Productivity is also claimed to increase because of a lack of presenteeism. This is the practice of being at work without any real need to. This is attributed to a bias that suggests the mere act of being present entails productivity. Proponents of the 6 hour work week have used this phenomenon to push forward their agenda. They figure if employees are only going to be productive for 6 hours and spend the rest of their time on social media and shuffling papers around there desks pretending to look busy, they might as well work the 6 hours and do whatever they want for the rest of the day.

Shorter working days have also been purported to increase job satisfaction, which is known to have a plethora of benefits.
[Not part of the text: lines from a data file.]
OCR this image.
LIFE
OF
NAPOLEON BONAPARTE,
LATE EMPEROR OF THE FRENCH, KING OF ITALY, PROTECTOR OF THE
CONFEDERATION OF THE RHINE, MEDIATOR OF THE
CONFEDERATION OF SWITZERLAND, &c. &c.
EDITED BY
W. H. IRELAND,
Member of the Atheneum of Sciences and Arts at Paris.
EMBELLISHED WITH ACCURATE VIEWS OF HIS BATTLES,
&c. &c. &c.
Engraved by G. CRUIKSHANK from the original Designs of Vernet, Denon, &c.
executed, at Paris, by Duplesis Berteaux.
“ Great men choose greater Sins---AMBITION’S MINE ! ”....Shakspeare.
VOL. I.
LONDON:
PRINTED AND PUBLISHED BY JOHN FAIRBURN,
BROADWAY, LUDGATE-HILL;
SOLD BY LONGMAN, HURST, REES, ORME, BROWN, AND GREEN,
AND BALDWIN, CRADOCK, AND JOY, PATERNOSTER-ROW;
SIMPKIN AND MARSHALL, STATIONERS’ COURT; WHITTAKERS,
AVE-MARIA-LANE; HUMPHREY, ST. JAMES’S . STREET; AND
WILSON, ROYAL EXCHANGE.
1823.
These include reduced employee turnover, reduced recruitment costs, employees who are more accepting of change and new ideas, improved communication, reduced micro management, and an increase of self-starters in the organization.

However, they are a few skeptics of the 6 hour work week. One of their biggest concerns is $$$, where is the money? The Swedish Health Care Trial that implemented the 6 hour work day had to hire new employees to make up for the loss in hours. Furthermore, employees whose employers implement this do not expect a loss in income despite the cut in hours worked.

It could further be argued that perhaps this is feasible in creative vocations, however take a processing plant machine operator for instance. The machine runs at a specific rate of production thus in order to meet the target for an 8 hour shift, the machine operators job satisfaction or presenteeism is somewhat irrelevant. It may reduce workplace injuries or machine downtime but that still begs the question, where would the extra money come from to hire the extra employee, as that would entail a 20% increase in costs. This can also be applied to individuals in the service sector, imagine going to your favorite supermarket at 16:00 and being told they implemented a 6 hour work week so they are now open from 08:00 to 15:00?

This then begs the question, is this feasible in Zambia?

Zambia’s maximum legal working hours per week is currently 48 hours, which translates to 8 hours per day excluding Sunday. Furthermore, “a large percentage of the formal working sector is in the manufacturing, farming, or service industry which would make it quite difficult to implement”. However maybe the question shouldn’t be can we implement the 6 hour work day but, what can we do to make our work environments better to not only increase productivity but employee welfare as well. Running your own shorter work day experiment may be worth a try.